Be prepared to talk about yourself. What are you most interested in academically? How have you spent your extra-curricular time? Whatever your specific responses are, make sure you come across as a high energy, creative, and thoughtful individual.
Let us know how it goes.
|By Eadad (Eadad) on Thursday, February 05, 2004 - 03:38 pm: Edit|
Was just reading another post and saw this about Princeton's interview process. I think it answers once and for all the question of evaluative or informational. It was on a thread called "RD Interview"
It is the actual guidelines and interview form used by Princeton Interviewers
Don't know how they found it but VERY enlightening!

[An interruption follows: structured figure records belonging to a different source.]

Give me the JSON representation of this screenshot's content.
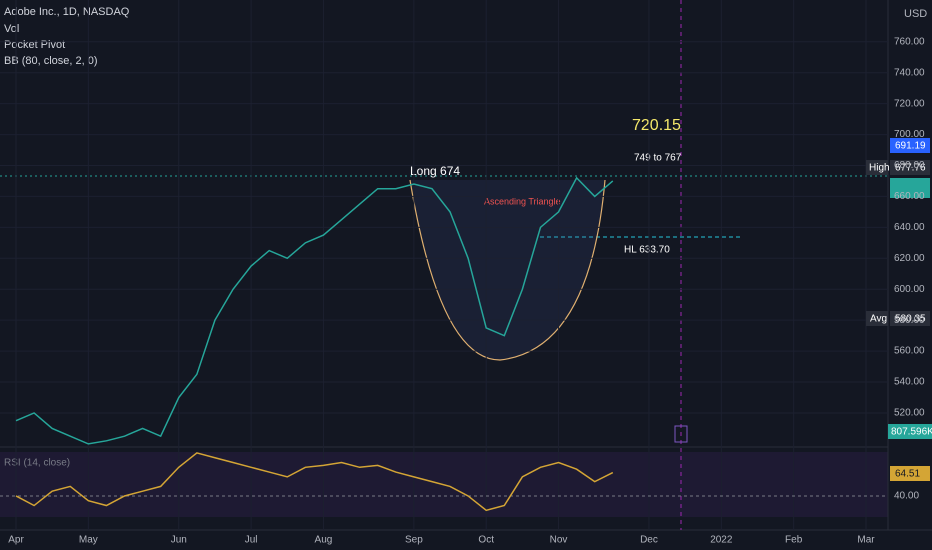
{
  "header": {
    "symbol": "Adobe Inc., 1D, NASDAQ",
    "indicators": [
      "Vol",
      "Pocket Pivot",
      "BB (80, close, 2, 0)"
    ],
    "currency": "USD"
  },
  "annotations": {
    "target": "720.15",
    "range": "749 to 767",
    "long": "Long  674",
    "pattern": "Ascending Triangle",
    "hl": "HL 633.70",
    "rsi_title": "RSI (14, close)"
  },
  "badges": {
    "bb_upper": "691.19",
    "high_label": "High",
    "high": "677.76",
    "avg_label": "Avg",
    "avg": "580.35",
    "volume": "807.596K",
    "rsi": "64.51"
  },
  "chart_data": [
    {
      "type": "line",
      "categories": [
        "Apr",
        null,
        null,
        null,
        "May",
        null,
        null,
        null,
        null,
        "Jun",
        null,
        null,
        null,
        "Jul",
        null,
        null,
        null,
        "Aug",
        null,
        null,
        null,
        null,
        "Sep",
        null,
        null,
        null,
        "Oct",
        null,
        null,
        null,
        "Nov",
        null,
        null,
        null,
        null,
        "Dec",
        null,
        null,
        null,
        "2022",
        null,
        null,
        null,
        "Feb",
        null,
        null,
        null,
        "Mar"
      ],
      "values": [
        515,
        520,
        510,
        505,
        500,
        502,
        505,
        510,
        505,
        530,
        545,
        580,
        600,
        615,
        625,
        620,
        630,
        635,
        645,
        655,
        665,
        665,
        668,
        665,
        650,
        620,
        575,
        570,
        600,
        640,
        650,
        672,
        660,
        670,
        null,
        null,
        null,
        null,
        null,
        null,
        null,
        null,
        null,
        null,
        null,
        null,
        null,
        null
      ],
      "color": "#26a69a",
      "ylim": [
        498,
        787
      ],
      "yticks": [
        {
          "value": 520,
          "label": "520.00"
        },
        {
          "value": 540,
          "label": "540.00"
        },
        {
          "value": 560,
          "label": "560.00"
        },
        {
          "value": 580,
          "label": "580.00"
        },
        {
          "value": 600,
          "label": "600.00"
        },
        {
          "value": 620,
          "label": "620.00"
        },
        {
          "value": 640,
          "label": "640.00"
        },
        {
          "value": 660,
          "label": "660.00"
        },
        {
          "value": 680,
          "label": "680.00"
        },
        {
          "value": 700,
          "label": "700.00"
        },
        {
          "value": 720,
          "label": "720.00"
        },
        {
          "value": 740,
          "label": "740.00"
        },
        {
          "value": 760,
          "label": "760.00"
        }
      ],
      "grid": true
    },
    {
      "type": "line",
      "values": [
        40,
        30,
        45,
        50,
        35,
        30,
        40,
        45,
        50,
        70,
        85,
        80,
        75,
        70,
        65,
        60,
        70,
        72,
        75,
        70,
        72,
        65,
        60,
        55,
        50,
        40,
        25,
        30,
        60,
        70,
        75,
        68,
        55,
        64.51,
        null,
        null,
        null,
        null,
        null,
        null,
        null,
        null,
        null,
        null,
        null,
        null,
        null,
        null
      ],
      "color": "#d4a535",
      "ylim": [
        18,
        86
      ],
      "yticks": [
        {
          "value": 40,
          "label": "40.00"
        }
      ],
      "grid": true
    }
  ]
}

|By Sparklinjewel (Sparklinjewel) on Thursday, February 05, 2004 - 03:57 pm: Edit|
hey guys... just checkin' in. the interview went great it was sort of awkward becuz the cafe was in downtown baltimore (not the safest of places at night) and it closed at 6 , so i got there for my 7 oclock interview 15 min ahead of time and had to wait on the sidewalk (10 degree weather) until he showed up at 710. still...really nice guy, easy to talk to , and spelled out very clearly that he fully intends to write wahtever eval. possible to contribute to an acceptance ... *crosses fingers*
|By Blade409usa (Blade409usa) on Thursday, February 05, 2004 - 09:51 pm: Edit|
I got an old medical doctor who has been doing interviews for twenty years, so he knew exactly what he needed to get out of me for an interview. He had questions and would only let me get out a straight answer. But, as I said, he being so experienced, I'm sure he knows what he's doing.
What surprises me that even after doing interviews for so many years, he still seemed excited about the interview. I have no doubt he'll give me a good few cents in.